Bei, 40~49 year old female. Ask Date: 2022/04/18
Dr. Yuan Tianmin reply Breast and Thyroid
According to our hospital's practice, we remove it all at once since the results are likely benign.
I have already cleared it completely, and if it were malignant, I have also removed it.
This approach is better as it resolves everything in one go.
Reply Date: 2022/04/18
More Info
Understanding breast calcifications and the subsequent steps in management can be quite complex, especially when faced with a BI-RADS 4B classification. This classification indicates that there is a moderate suspicion of malignancy, and it is crucial to proceed with caution.
When a radiologist identifies calcifications in the breast, they may recommend a biopsy to determine whether the calcifications are benign or malignant. In your case, the recommendation for both a biopsy and local excision on the same day suggests that the physician is taking a proactive approach. This is often done to minimize the number of procedures a patient has to undergo, especially if there is a concern that the calcifications could be indicative of breast cancer.
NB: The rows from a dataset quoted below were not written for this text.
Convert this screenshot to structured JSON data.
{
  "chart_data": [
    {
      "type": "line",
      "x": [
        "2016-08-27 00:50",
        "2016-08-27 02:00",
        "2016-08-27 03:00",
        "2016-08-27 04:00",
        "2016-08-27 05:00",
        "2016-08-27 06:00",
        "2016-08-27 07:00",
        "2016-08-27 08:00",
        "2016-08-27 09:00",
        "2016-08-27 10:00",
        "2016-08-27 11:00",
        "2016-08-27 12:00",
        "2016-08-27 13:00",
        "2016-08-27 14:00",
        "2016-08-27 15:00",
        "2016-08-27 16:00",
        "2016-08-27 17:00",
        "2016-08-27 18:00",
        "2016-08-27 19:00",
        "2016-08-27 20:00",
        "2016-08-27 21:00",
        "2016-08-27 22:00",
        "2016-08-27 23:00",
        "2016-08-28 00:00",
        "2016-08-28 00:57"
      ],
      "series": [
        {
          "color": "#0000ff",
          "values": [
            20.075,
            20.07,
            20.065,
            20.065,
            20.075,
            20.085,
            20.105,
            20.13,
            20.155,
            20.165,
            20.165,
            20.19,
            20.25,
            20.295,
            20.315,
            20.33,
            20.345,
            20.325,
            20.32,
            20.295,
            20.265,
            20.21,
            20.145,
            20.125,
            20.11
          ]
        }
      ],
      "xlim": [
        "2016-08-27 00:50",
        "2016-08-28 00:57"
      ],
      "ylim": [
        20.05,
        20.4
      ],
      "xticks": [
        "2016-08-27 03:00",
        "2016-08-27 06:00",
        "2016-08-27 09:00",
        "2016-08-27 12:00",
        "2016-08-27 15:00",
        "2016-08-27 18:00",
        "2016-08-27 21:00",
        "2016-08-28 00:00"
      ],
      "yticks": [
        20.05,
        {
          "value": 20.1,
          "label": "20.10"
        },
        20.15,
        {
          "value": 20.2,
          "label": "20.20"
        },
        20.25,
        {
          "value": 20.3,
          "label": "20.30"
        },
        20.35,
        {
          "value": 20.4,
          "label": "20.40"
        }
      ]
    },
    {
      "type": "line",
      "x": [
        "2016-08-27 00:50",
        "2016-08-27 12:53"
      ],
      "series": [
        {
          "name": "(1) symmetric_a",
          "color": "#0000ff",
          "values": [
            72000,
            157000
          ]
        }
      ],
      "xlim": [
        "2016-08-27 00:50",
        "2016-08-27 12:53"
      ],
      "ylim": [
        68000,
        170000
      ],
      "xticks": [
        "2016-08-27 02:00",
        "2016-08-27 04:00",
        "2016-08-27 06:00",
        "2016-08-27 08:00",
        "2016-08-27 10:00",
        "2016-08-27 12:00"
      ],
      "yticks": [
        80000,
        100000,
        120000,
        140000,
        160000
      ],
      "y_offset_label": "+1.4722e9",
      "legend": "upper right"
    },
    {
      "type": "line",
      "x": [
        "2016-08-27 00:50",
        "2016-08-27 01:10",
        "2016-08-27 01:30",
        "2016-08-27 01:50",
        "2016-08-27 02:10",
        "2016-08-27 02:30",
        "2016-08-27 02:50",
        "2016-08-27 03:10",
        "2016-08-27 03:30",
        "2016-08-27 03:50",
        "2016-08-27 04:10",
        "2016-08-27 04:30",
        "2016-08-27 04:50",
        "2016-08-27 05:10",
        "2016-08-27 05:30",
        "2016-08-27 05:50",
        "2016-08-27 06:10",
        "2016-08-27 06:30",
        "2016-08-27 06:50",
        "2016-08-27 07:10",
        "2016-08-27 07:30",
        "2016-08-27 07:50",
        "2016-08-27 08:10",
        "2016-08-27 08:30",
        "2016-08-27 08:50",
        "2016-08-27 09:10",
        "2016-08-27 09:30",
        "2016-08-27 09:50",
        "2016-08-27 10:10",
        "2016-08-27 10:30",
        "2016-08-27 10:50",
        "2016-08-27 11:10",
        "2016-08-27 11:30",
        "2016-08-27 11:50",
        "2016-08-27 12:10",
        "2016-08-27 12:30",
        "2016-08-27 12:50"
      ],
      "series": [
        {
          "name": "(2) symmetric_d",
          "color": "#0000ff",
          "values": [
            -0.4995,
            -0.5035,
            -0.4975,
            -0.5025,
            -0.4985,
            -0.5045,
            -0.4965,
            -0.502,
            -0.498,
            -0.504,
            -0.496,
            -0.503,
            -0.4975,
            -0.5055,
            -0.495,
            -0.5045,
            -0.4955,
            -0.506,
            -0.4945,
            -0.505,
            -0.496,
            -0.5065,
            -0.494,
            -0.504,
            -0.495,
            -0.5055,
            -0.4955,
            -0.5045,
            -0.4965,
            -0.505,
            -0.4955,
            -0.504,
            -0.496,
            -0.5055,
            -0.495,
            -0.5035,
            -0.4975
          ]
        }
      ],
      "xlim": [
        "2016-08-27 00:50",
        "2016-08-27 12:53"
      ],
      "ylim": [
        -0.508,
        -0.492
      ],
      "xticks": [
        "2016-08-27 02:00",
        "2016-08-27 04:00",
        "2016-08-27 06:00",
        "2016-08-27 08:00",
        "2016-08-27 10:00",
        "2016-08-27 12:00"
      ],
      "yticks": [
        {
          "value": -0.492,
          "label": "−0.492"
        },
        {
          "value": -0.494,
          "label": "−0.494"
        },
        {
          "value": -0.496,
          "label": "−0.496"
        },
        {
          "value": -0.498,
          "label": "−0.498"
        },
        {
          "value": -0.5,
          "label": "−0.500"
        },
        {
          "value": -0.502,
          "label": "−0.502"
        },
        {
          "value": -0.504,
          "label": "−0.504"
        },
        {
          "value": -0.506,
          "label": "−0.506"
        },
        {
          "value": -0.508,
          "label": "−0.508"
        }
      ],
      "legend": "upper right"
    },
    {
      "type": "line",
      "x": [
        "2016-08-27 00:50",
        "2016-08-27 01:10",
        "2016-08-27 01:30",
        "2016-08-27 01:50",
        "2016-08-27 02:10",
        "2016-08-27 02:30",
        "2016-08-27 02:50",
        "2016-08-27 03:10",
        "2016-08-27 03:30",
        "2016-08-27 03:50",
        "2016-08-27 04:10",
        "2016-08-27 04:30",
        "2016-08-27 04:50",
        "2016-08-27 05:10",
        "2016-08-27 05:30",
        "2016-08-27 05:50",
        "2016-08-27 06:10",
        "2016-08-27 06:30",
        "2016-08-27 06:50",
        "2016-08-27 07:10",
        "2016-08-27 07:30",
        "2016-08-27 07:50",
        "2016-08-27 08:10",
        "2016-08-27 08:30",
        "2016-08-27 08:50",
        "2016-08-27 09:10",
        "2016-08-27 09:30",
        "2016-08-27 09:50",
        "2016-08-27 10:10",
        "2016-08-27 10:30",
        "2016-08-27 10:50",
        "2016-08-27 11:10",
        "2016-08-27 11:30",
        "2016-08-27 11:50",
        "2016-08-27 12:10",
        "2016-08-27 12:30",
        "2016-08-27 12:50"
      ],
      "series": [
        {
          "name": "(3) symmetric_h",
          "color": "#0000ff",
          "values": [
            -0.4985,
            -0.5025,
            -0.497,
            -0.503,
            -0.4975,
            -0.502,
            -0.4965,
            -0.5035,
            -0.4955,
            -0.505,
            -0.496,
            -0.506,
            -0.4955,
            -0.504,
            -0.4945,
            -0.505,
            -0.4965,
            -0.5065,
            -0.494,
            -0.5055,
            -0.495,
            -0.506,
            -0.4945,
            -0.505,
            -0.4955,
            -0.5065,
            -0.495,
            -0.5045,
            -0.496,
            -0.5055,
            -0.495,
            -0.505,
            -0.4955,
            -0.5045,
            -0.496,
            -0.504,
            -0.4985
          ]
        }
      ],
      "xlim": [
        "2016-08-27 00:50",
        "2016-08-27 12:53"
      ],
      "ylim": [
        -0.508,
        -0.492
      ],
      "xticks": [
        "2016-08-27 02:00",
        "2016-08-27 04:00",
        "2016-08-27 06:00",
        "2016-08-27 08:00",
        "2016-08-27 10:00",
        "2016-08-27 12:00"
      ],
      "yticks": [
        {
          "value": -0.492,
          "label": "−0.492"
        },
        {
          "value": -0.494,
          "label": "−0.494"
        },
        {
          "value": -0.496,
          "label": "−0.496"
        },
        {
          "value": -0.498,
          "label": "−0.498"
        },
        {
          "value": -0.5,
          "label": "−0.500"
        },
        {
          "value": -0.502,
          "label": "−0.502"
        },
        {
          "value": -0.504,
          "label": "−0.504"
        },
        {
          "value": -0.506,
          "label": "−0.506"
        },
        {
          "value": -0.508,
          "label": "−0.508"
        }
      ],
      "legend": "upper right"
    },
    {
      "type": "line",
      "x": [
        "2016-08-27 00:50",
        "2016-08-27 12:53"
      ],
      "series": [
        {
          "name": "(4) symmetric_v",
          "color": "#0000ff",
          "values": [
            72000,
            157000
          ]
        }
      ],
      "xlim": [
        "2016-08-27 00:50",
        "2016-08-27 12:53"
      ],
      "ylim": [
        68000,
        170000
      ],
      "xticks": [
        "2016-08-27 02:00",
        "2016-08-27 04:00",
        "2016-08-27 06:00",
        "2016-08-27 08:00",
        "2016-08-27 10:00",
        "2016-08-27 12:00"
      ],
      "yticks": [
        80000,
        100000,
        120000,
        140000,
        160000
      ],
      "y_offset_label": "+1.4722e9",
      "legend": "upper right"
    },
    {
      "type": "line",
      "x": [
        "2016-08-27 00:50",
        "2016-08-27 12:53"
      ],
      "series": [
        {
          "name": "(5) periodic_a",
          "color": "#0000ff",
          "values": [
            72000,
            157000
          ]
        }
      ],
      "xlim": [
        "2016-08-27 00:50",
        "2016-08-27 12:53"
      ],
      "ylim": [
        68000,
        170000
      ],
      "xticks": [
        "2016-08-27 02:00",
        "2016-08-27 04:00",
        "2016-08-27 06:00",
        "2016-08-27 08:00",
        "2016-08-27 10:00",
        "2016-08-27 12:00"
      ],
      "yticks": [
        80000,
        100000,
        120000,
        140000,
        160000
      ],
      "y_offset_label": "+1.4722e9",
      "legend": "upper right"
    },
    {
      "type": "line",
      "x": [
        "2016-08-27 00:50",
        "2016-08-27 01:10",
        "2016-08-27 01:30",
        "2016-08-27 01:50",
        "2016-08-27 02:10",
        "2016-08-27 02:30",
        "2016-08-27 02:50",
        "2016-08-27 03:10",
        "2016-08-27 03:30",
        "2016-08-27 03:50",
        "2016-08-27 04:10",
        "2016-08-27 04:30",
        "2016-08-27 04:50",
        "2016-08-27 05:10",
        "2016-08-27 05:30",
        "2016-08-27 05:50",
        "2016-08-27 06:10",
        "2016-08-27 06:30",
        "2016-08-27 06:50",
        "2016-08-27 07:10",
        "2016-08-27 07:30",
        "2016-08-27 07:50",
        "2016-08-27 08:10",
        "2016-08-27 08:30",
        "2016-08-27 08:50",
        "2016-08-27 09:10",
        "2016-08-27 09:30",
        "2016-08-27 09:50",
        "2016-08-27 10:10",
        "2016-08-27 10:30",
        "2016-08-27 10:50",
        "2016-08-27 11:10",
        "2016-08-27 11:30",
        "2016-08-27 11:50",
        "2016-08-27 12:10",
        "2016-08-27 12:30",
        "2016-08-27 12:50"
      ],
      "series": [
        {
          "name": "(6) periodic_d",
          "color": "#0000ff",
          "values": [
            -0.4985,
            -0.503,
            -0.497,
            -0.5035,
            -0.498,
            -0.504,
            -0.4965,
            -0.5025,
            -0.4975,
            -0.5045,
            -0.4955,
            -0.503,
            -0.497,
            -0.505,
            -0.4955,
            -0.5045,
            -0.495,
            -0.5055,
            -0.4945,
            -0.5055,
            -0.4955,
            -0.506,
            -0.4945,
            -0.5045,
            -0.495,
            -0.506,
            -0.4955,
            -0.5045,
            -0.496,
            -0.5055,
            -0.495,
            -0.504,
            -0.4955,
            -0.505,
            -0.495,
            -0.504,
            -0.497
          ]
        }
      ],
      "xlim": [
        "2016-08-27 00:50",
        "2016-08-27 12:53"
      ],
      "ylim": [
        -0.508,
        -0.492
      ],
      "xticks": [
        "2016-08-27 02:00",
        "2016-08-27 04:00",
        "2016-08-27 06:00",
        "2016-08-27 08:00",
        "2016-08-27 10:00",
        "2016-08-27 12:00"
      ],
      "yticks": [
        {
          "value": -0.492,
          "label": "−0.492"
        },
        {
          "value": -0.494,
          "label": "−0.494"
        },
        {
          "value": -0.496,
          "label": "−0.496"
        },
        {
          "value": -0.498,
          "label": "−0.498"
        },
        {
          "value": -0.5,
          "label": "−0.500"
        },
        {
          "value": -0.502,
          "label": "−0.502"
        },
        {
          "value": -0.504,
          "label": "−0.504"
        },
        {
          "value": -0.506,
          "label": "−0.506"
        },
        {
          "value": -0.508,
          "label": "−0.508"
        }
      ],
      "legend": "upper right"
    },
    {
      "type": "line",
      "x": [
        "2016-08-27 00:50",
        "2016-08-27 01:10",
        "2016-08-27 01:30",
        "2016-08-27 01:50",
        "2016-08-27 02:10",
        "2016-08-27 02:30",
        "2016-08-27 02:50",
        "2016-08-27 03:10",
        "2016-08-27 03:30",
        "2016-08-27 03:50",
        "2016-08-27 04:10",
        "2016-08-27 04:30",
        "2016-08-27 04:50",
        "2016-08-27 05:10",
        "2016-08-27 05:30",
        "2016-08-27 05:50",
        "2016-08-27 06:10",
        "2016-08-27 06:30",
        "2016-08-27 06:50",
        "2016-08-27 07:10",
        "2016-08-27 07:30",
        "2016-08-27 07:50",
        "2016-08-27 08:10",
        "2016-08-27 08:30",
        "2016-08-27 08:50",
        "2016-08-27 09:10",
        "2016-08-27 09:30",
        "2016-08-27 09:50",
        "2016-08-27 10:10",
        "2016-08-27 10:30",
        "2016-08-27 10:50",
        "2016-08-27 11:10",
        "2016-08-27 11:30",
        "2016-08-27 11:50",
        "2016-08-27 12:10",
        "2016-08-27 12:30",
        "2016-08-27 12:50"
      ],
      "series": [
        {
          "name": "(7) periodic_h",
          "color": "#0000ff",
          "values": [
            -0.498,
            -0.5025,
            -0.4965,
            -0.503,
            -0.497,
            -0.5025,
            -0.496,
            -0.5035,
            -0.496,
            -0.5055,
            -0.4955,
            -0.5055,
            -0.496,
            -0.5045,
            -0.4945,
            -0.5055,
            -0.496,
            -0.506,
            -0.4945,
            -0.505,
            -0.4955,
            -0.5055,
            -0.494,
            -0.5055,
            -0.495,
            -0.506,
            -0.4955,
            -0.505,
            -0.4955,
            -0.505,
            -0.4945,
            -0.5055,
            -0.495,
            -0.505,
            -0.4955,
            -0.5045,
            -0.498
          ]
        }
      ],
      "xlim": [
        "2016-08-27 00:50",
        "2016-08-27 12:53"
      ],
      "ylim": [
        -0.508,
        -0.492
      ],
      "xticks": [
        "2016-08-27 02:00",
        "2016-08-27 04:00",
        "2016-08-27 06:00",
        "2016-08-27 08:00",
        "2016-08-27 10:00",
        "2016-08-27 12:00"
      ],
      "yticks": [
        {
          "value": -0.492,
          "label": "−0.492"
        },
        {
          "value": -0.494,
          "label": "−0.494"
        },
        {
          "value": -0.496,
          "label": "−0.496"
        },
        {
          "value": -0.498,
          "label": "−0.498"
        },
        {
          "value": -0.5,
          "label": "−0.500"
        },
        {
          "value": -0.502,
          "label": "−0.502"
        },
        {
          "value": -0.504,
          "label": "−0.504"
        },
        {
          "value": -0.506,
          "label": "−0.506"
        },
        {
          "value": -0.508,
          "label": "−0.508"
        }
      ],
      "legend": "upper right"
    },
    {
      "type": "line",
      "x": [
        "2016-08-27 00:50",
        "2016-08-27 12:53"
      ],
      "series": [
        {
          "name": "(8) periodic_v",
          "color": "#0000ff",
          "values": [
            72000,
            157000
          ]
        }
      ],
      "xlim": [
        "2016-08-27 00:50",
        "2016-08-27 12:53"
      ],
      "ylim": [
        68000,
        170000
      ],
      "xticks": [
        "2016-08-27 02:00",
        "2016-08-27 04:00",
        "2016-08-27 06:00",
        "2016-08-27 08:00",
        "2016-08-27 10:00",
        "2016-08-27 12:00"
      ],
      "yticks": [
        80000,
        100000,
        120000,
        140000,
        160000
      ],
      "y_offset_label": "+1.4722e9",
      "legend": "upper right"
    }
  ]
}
You are absolutely within your rights to discuss your preferences with your physician. It is common for patients to want to understand the implications of their diagnosis and to have a say in their treatment plan. You can certainly express your desire to first undergo a biopsy to ascertain whether the calcifications are malignant before proceeding with a more invasive procedure like local excision. This approach is reasonable and aligns with the principle of informed consent, where patients are fully informed about their options and the potential outcomes.
If the biopsy results indicate that the calcifications are benign, then there may be no need for further surgical intervention. Conversely, if the results are malignant, the local excision can be performed to remove the cancerous tissue, and further treatment options can be discussed based on the pathology results.
It is also important to consider that the decision to perform both procedures simultaneously may be based on several factors, including the size and location of the calcifications, your overall health, and the potential need for further treatment if malignancy is confirmed. Your healthcare team may believe that performing both procedures at once could save time and reduce the emotional burden of waiting for results before proceeding with surgery.
In summary, you should feel empowered to communicate openly with your healthcare provider about your concerns and preferences. It is essential to have a collaborative relationship with your medical team, where your input is valued and considered in the decision-making process. If you prefer to have the biopsy first, discuss this with your physician, and they can explain the rationale behind their recommendation and help you weigh the pros and cons of each approach. Remember, the ultimate goal is to ensure your health and well-being while providing you with the best possible care.